Case 1: Suppose that all four companies are in a competitive market and compete at freely determined market prices. Companies C and D, which made no investment, benefit from the ability to continue to buy gas at a low market price. They are "free riders." A and B will lose sales to C and D; their new assets will drop to below the cost of acquisition, perhaps to less than the amount of debt incurred. Insolvency for A and B is a real possibility. Perhaps C and D will buy out A and B at a bargain price.
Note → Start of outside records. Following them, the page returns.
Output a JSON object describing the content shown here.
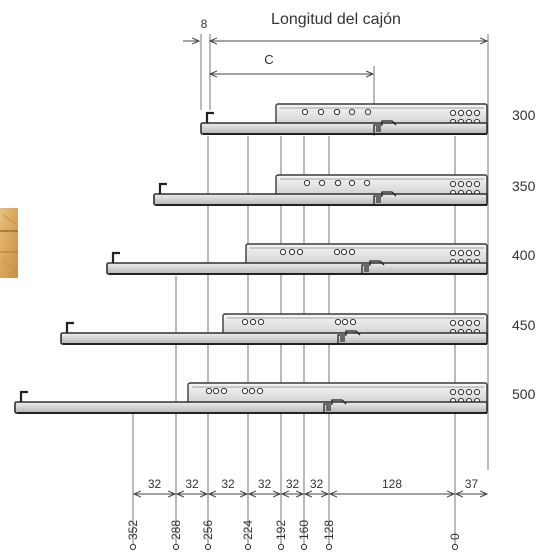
{
  "header": {
    "length_title": "Longitud del cajón",
    "dim_8": "8",
    "dim_c": "C"
  },
  "rows": [
    {
      "size": "300"
    },
    {
      "size": "350"
    },
    {
      "size": "400"
    },
    {
      "size": "450"
    },
    {
      "size": "500"
    }
  ],
  "bottom_spacings": [
    "32",
    "32",
    "32",
    "32",
    "32",
    "32",
    "128",
    "37"
  ],
  "bottom_positions": [
    "352",
    "288",
    "256",
    "224",
    "192",
    "160",
    "128",
    "0"
  ],
  "colors": {
    "line": "#555555",
    "metal_light": "#e6e6e6",
    "metal_mid": "#bdbdbd",
    "metal_dark": "#3a3a3a",
    "wood_light": "#e2b777",
    "wood_dark": "#b77f35"
  }
}
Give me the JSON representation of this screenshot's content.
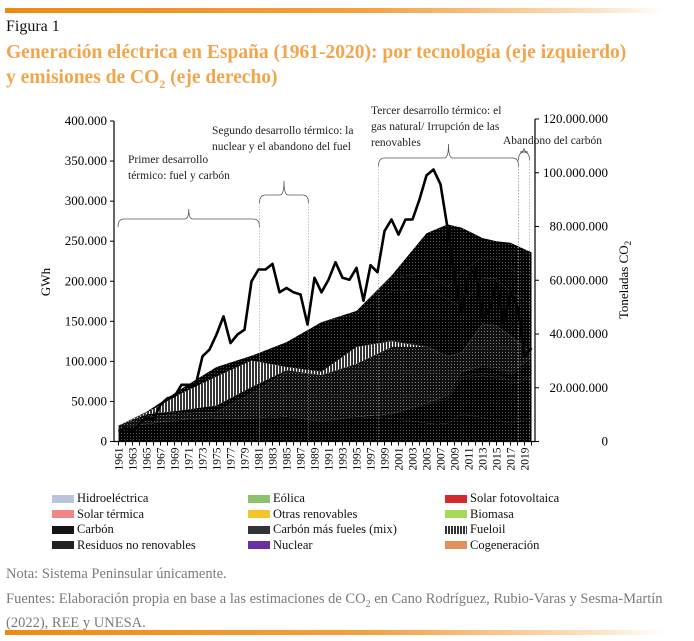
{
  "figure_label": "Figura 1",
  "title": {
    "line1": "Generación eléctrica en España (1961-2020): por tecnología (eje izquierdo)",
    "line2_pre": "y emisiones de CO",
    "line2_sub": "2",
    "line2_post": " (eje derecho)"
  },
  "colors": {
    "title": "#f2a54a",
    "accent_bar": "#ee8a12"
  },
  "chart_data": {
    "type": "area",
    "stacked": true,
    "x": [
      1961,
      1965,
      1970,
      1975,
      1980,
      1985,
      1990,
      1995,
      2000,
      2005,
      2008,
      2010,
      2013,
      2015,
      2017,
      2020
    ],
    "xlim": [
      1961,
      2020
    ],
    "x_tick_labels": [
      "1961",
      "1963",
      "1965",
      "1967",
      "1969",
      "1971",
      "1973",
      "1975",
      "1977",
      "1979",
      "1981",
      "1983",
      "1985",
      "1987",
      "1989",
      "1991",
      "1993",
      "1995",
      "1997",
      "1999",
      "2001",
      "2003",
      "2005",
      "2007",
      "2009",
      "2011",
      "2013",
      "2015",
      "2017",
      "2019"
    ],
    "ylabel": "GWh",
    "ylim": [
      0,
      400000
    ],
    "y_tick_labels": [
      "0",
      "50.000",
      "100.000",
      "150.000",
      "200.000",
      "250.000",
      "300.000",
      "350.000",
      "400.000"
    ],
    "y2label_pre": "Toneladas CO",
    "y2label_sub": "2",
    "y2lim": [
      0,
      120000000
    ],
    "y2_tick_labels": [
      "0",
      "20.000.000",
      "40.000.000",
      "60.000.000",
      "80.000.000",
      "100.000.000",
      "120.000.000"
    ],
    "grid": false,
    "legend_placement": "bottom",
    "series": [
      {
        "name": "Hidroeléctrica",
        "color": "#b9c4de",
        "values": [
          16000,
          22000,
          27000,
          29000,
          29000,
          31000,
          25000,
          31000,
          29000,
          23000,
          22000,
          34000,
          30000,
          27000,
          23000,
          29000
        ]
      },
      {
        "name": "Eólica",
        "color": "#8cc36a",
        "values": [
          0,
          0,
          0,
          0,
          0,
          0,
          0,
          0,
          5000,
          23000,
          31000,
          44000,
          52000,
          53000,
          49000,
          49000
        ]
      },
      {
        "name": "Biomasa",
        "color": "#a6d85a",
        "values": [
          0,
          0,
          0,
          0,
          0,
          0,
          0,
          0,
          1000,
          2000,
          3000,
          3000,
          3000,
          3000,
          3000,
          3000
        ]
      },
      {
        "name": "Solar fotovoltaica",
        "color": "#d42a2a",
        "values": [
          0,
          0,
          0,
          0,
          0,
          0,
          0,
          0,
          0,
          0,
          2000,
          6000,
          8000,
          7000,
          8000,
          18000
        ]
      },
      {
        "name": "Solar térmica",
        "color": "#f28585",
        "values": [
          0,
          0,
          0,
          0,
          0,
          0,
          0,
          0,
          0,
          0,
          0,
          0,
          2000,
          2000,
          3000,
          5000
        ]
      },
      {
        "name": "Carbón",
        "color": "#151515",
        "values": [
          3000,
          9000,
          8000,
          8000,
          31000,
          56000,
          58000,
          66000,
          83000,
          70000,
          48000,
          23000,
          51000,
          52000,
          45000,
          6000
        ]
      },
      {
        "name": "Carbón más fueles (mix)",
        "color": "#333333",
        "values": [
          1000,
          3000,
          4000,
          8000,
          8000,
          2000,
          0,
          0,
          0,
          0,
          0,
          0,
          0,
          0,
          0,
          0
        ]
      },
      {
        "name": "Fueloil",
        "color": "#555555",
        "values": [
          0,
          2000,
          21000,
          36000,
          33000,
          4000,
          4000,
          21000,
          7000,
          0,
          0,
          0,
          0,
          0,
          0,
          0
        ]
      },
      {
        "name": "Residuos no renovables",
        "color": "#222222",
        "values": [
          0,
          0,
          0,
          0,
          0,
          0,
          0,
          0,
          1000,
          1000,
          1000,
          1000,
          1000,
          1000,
          1000,
          1000
        ]
      },
      {
        "name": "Nuclear",
        "color": "#6a2fa3",
        "values": [
          0,
          1000,
          6000,
          12000,
          6000,
          31000,
          62000,
          41000,
          62000,
          71000,
          71000,
          57000,
          56000,
          58000,
          54000,
          61000
        ]
      },
      {
        "name": "Cogeneración",
        "color": "#e39158",
        "values": [
          0,
          0,
          0,
          0,
          0,
          0,
          0,
          4000,
          17000,
          19000,
          15000,
          43000,
          27000,
          25000,
          29000,
          35000
        ]
      },
      {
        "name": "Otras renovables",
        "color": "#f8c42e",
        "values": [
          0,
          0,
          0,
          0,
          0,
          0,
          0,
          0,
          2000,
          51000,
          78000,
          56000,
          24000,
          22000,
          33000,
          29000
        ]
      }
    ],
    "emissions": {
      "axis": "right",
      "color": "#000000",
      "x": [
        1961,
        1962,
        1963,
        1964,
        1965,
        1966,
        1967,
        1968,
        1969,
        1970,
        1971,
        1972,
        1973,
        1974,
        1975,
        1976,
        1977,
        1978,
        1979,
        1980,
        1981,
        1982,
        1983,
        1984,
        1985,
        1986,
        1987,
        1988,
        1989,
        1990,
        1991,
        1992,
        1993,
        1994,
        1995,
        1996,
        1997,
        1998,
        1999,
        2000,
        2001,
        2002,
        2003,
        2004,
        2005,
        2006,
        2007,
        2008,
        2009,
        2010,
        2011,
        2012,
        2013,
        2014,
        2015,
        2016,
        2017,
        2018,
        2019,
        2020
      ],
      "values": [
        3700000,
        5000000,
        3700000,
        6800000,
        8700000,
        8100000,
        13700000,
        16100000,
        16800000,
        21100000,
        21100000,
        20800000,
        31700000,
        34200000,
        39800000,
        46600000,
        36600000,
        39800000,
        41600000,
        59600000,
        64000000,
        64000000,
        66100000,
        55500000,
        57100000,
        55500000,
        54700000,
        43500000,
        60900000,
        55500000,
        60200000,
        66700000,
        60900000,
        60200000,
        64600000,
        52400000,
        65600000,
        63000000,
        78300000,
        82600000,
        77000000,
        82600000,
        82600000,
        90100000,
        99000000,
        101200000,
        95700000,
        79500000,
        61500000,
        47800000,
        61500000,
        64200000,
        46000000,
        49100000,
        59300000,
        44100000,
        55300000,
        50300000,
        31700000,
        34800000
      ]
    },
    "annotations": [
      {
        "lines": [
          "Primer desarrollo",
          "térmico: fuel y carbón"
        ],
        "period": [
          1961,
          1981
        ]
      },
      {
        "lines": [
          "Segundo desarrollo térmico: la",
          "nuclear y el abandono del fuel"
        ],
        "period": [
          1981,
          1988
        ]
      },
      {
        "lines": [
          "Tercer desarrollo térmico: el",
          "gas natural/ Irrupción de las",
          "renovables"
        ],
        "period": [
          1998,
          2018
        ]
      },
      {
        "lines": [
          "Abandono del carbón"
        ],
        "period": [
          2018,
          2020
        ]
      }
    ]
  },
  "legend": [
    {
      "label": "Hidroeléctrica",
      "series": 0
    },
    {
      "label": "Eólica",
      "series": 1
    },
    {
      "label": "Solar fotovoltaica",
      "series": 3
    },
    {
      "label": "Solar térmica",
      "series": 4
    },
    {
      "label": "Otras renovables",
      "series": 11
    },
    {
      "label": "Biomasa",
      "series": 2
    },
    {
      "label": "Carbón",
      "series": 5
    },
    {
      "label": "Carbón más fueles (mix)",
      "series": 6
    },
    {
      "label": "Fueloil",
      "series": 7
    },
    {
      "label": "Residuos no renovables",
      "series": 8
    },
    {
      "label": "Nuclear",
      "series": 9
    },
    {
      "label": "Cogeneración",
      "series": 10
    }
  ],
  "note": "Nota: Sistema Peninsular únicamente.",
  "sources": {
    "pre": "Fuentes: Elaboración propia en base a las estimaciones de CO",
    "sub": "2",
    "post": " en Cano Rodríguez, Rubio-Varas y Sesma-Martín (2022), REE y UNESA."
  }
}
Case 2: On the other hand, suppose that the four companies are regulated utilities, each with an individual tariff based on its own cost of production, and that rate-setting in Euphoria is similar to that of most U.S. states or Federal Energy Regulatory Commission tariff regulation. Customers of C and D will continue to enjoy low energy prices (they are "free riders"). Customers of A and B will protest against tariff increases to recover the high costs of A's and B's new investments. Perhaps Euphoria's regulatory commission will open an investigation, finding A's and B's capital investments imprudent and disallowing full cost recovery. With the benefit of hindsight, market prices of gas have not justified such a high investment in fixed assets or fuel development. In this case, A and B would be forced to write down the value of their investments. Operating cash flow from the allowed tariff would not cover A's and B's debt service, and A and B may become financially distressed and perhaps insolvent (though with a lower probability of insolvency and default than in Case 1). Perhaps C and D will buy out A and B at a bargain price.
In Cases 1 and 2, lenders and shareholders of A and B would suffer while investors in C and D would earn good investment returns. It wouldn't take long for investors in Euphoria to decide to shun investments relating to major capital expenditures for new fuel supply and power assets.